На основе такой концепции авторы, наконец, могут дать собственное определение языка, противопоставленное и «абстрактному объективизму», и «индивидуалистическому субьективизму». Вот оно: «Действительной реальностью языка-речи является не абстрактная система языковых форм, и не изолированное монологическое высказывание, и не психофизиологический акт его осуществления, а социальное событие речевого взаимодействия, осуществляемого высказыванием и высказываниями. Речевое взаимодействие является, таким образом, основною реаль-ностью языка» (312).

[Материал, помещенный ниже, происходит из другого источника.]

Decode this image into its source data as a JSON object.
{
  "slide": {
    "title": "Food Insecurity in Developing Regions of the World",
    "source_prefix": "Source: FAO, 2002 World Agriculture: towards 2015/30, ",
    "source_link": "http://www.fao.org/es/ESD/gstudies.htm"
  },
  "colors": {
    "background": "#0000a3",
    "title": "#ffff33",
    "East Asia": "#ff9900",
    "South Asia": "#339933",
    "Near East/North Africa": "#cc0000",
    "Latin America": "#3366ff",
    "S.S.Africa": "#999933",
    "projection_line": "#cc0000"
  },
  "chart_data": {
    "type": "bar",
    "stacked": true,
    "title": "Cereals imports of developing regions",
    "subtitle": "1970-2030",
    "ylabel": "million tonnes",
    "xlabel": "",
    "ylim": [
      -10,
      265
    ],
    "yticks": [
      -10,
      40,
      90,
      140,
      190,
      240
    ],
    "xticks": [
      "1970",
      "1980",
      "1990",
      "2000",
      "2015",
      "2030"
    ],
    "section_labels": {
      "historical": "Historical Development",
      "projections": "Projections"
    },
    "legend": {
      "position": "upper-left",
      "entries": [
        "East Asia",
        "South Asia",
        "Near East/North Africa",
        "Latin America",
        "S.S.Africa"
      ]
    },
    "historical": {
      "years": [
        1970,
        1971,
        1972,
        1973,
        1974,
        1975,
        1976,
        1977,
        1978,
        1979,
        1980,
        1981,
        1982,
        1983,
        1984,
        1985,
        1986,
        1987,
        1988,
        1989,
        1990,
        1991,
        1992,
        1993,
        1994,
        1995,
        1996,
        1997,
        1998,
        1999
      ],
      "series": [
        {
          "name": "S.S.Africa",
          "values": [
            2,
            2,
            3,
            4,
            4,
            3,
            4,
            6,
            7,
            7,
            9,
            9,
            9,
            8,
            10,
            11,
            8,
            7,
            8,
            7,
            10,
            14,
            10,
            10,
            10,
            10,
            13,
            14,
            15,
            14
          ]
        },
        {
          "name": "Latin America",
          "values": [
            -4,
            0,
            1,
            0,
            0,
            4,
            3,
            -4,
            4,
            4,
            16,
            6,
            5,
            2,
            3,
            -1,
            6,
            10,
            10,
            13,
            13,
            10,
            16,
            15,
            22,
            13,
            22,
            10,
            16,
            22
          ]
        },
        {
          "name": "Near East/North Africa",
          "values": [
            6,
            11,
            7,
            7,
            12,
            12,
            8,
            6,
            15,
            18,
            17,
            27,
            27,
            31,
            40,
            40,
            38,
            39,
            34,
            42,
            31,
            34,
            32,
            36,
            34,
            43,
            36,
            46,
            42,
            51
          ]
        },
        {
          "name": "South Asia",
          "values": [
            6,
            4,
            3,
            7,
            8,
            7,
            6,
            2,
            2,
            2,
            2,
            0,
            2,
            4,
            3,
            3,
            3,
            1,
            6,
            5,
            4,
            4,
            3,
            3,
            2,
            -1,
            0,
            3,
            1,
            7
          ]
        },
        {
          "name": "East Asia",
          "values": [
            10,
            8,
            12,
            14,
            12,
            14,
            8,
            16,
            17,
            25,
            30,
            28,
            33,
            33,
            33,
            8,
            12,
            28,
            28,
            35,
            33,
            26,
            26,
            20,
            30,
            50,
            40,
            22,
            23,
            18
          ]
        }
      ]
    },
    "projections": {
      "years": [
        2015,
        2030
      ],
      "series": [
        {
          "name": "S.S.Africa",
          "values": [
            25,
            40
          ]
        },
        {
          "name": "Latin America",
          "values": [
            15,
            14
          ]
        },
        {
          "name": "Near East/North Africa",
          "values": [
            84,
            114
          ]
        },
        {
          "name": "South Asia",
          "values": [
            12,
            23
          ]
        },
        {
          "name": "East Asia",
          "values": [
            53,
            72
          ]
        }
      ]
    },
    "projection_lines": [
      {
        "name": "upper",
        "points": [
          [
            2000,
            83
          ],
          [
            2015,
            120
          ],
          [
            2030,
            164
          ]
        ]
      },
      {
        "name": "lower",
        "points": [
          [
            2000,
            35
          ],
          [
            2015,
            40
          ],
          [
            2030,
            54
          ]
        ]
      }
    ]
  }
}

Термин «язык-речь» встречается в книге лишь несколько раз и нигде не определяется. Трудно понять, чем различаются «язык-речь» в первой фразе приведенной цитаты и просто «язык» во второй. Скорее всего, ничем. По-видимому, иногда у авторов возникала по-требность особо назвать язык в «житейском» смысле слова в отличие от языка в смысле Соссюра (так же как последнее понятие время от времени именуется «системой языка»).
Вновь, как и в конце предыдущей главы, указано, что «речевое взаимодействие» – более широкое понятие, чем диалог в обычном смысле. «Но можно понимать диалог широко, понимая под ним не только непосредственное громкое речевое общение людей лицом к лицу, а всякое речевое общение, какого бы типа оно ни было. Книга, т. е. печатное речевое выступление, также является элементом речевого общения» (312). Впоследствии из такого широкого понимания диалога постоянно исходил Бахтин.
Под конец главы поставлены, хотя обсуждаются очень кратко, еще две важные проблемы: связи высказывания с «внесловесной ситуацией, ближайшей, а через нее и более широкой» (313) и «проблема форм высказывания как целого» (314). «Реальными типами потока языка-речи являются высказывания» (314), но как отдельные высказывания входят в единое целое, современная лингвистика не знает.
Надо отметить, что позитивная часть главы, посвященная речевому взаимодействию и его важнейшему случаю – диалогу, а также связи высказывания с внесловесной ситуацией – наиболее существенный раздел второй части книги, имеющийся почти дословно уже в «Отчете». Это свидетельствует о том, что эта общая концепция складывалась независимо от критики двух направлений лингвистической мысли, которой в «Отчете» еще не было.